A. Référence de la décision
- Cour de cassation,
- Ordonnance du 22 Juillet 1986
- Numéro d’inscription au répertoire général : 84-15.031
B. Parties
- Demanderesse :
- Compagnie des courtiers interprètes et conducteurs de navires et courtiers jurés d’assurances de Rouen
- Défenderesse :
- Société Jules Roy
C. Contexte et objet de la décision
- Litige portant sur les activités de la société Jules Roy, qui a effectué des opérations de conduite en douane pour des navires étrangers dans le port de Rouen.
- La demanderesse conteste que ces opérations aient été faites en violation du monopole des courtiers établi par le Code de commerce.
D. Moyens des parties
- Demande de réparation :
- La Compagnie des courtiers argue que la société Jules Roy a violé son monopole en réalisant des opérations de douane en dehors des limites de la commune de Rouen.
- Agrément des textes :
- La société Jules Roy soutient que les articles du Code de commerce ne précisent pas que l’activité des courtiers doit se limiter aux bornes territoriales de Rouen.
E. Réponse de la Cour
- Cassation de l’arrêt de la Cour d’appel de Rouen :
- La Cour a conclu que le monopole des courtiers interprètes ne saurait s’étendre à d’autres ports ou zones qui ne dépendent pas directement de la ville de Rouen.

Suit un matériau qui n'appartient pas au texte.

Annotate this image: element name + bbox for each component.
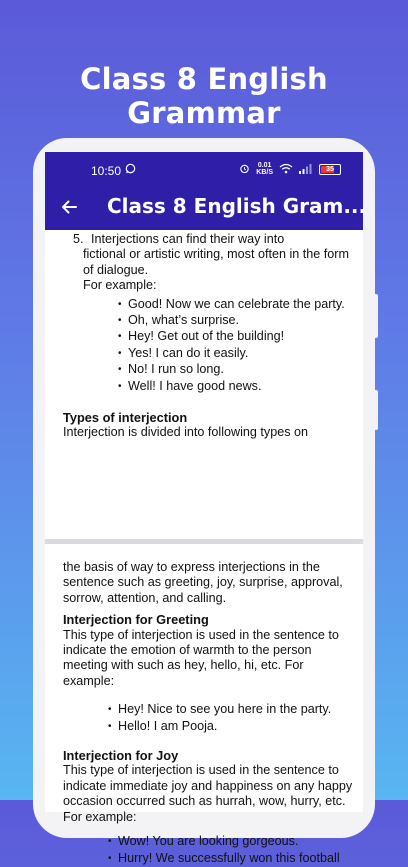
list-item: • Wow! You are looking gorgeous.	[118, 834, 355, 849]
numbered-item	[63, 232, 357, 247]
status-icons	[239, 162, 341, 176]
status-bar	[45, 152, 363, 190]
example-list	[63, 297, 357, 394]
greeting-heading: Interjection for Greeting	[63, 612, 209, 628]
battery-level: 35	[326, 165, 334, 173]
list-item: • Hello! I am Pooja.	[118, 719, 355, 734]
content-page-2	[45, 560, 363, 867]
greeting-example-list	[63, 702, 355, 734]
joy-heading: Interjection for Joy	[63, 748, 179, 764]
promo-title: Class 8 English Grammar	[80, 62, 328, 130]
content-page-1	[45, 232, 363, 441]
power-button	[374, 390, 378, 430]
network-speed	[256, 162, 273, 176]
continuation-text: the basis of way to express interjections in the sentence such as greeting, joy, surprise, approval, sorrow, attention, and calling.	[63, 560, 343, 605]
list-item: • Hey! Get out of the building!	[128, 329, 357, 344]
list-item: • Hey! Nice to see you here in the party.	[118, 702, 355, 717]
item-number: 5.	[73, 232, 84, 246]
app-bar	[45, 190, 367, 230]
speed-value: 0.01	[257, 162, 272, 169]
list-item: • Oh, what’s surprise.	[128, 313, 357, 328]
status-time: 10:50	[91, 164, 122, 178]
list-item: • No! I run so long.	[128, 362, 357, 377]
joy-example-list	[63, 834, 355, 866]
volume-button	[374, 294, 378, 338]
speed-unit: KB/S	[256, 169, 273, 176]
back-arrow-icon[interactable]	[59, 197, 79, 217]
for-example-label: For example:	[83, 278, 157, 293]
item-text-rest: fictional or artistic writing, most often in the form of dialogue.	[83, 247, 349, 277]
page-divider	[45, 539, 363, 544]
list-item: • Good! Now we can celebrate the party.	[128, 297, 357, 312]
joy-text: This type of interjection is used in the sentence to indicate immediate joy and happiness on any happy occasion occurred such as hurrah, wow, hurry, etc. For example:	[63, 763, 353, 824]
list-item: • Hurry! We successfully won this football	[118, 851, 355, 866]
types-text: Interjection is divided into following types on	[63, 425, 309, 440]
types-heading: Types of interjection	[63, 410, 188, 426]
wifi-icon	[279, 163, 293, 176]
list-item: • Well! I have good news.	[128, 379, 357, 394]
alarm-icon	[239, 163, 250, 176]
battery-icon	[319, 164, 341, 175]
signal-icon	[299, 163, 313, 176]
item-text-line1: Interjections can find their way into	[91, 232, 285, 246]
greeting-text: This type of interjection is used in the sentence to indicate the emotion of warmth to the person meeting with such as hey, hello, hi, etc. For example:	[63, 627, 339, 688]
app-title: Class 8 English Gram...	[107, 194, 367, 218]
whatsapp-icon	[125, 163, 136, 177]
list-item: • Yes! I can do it easily.	[128, 346, 357, 361]
app-screen	[45, 152, 367, 865]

- Les opérations de la société Jules Roy avaient été accomplies pour des navires amarrés dans des communes autres que celle de Rouen, ce qui constituait une violation des dispositions légales en vigueur.
F. Conclusion
- Annulation de l’arrêt du 24 mai 1984.
- La Cour affirme que l’exercice du privilège des courtiers est limité au port lié à leur ville d’établissement.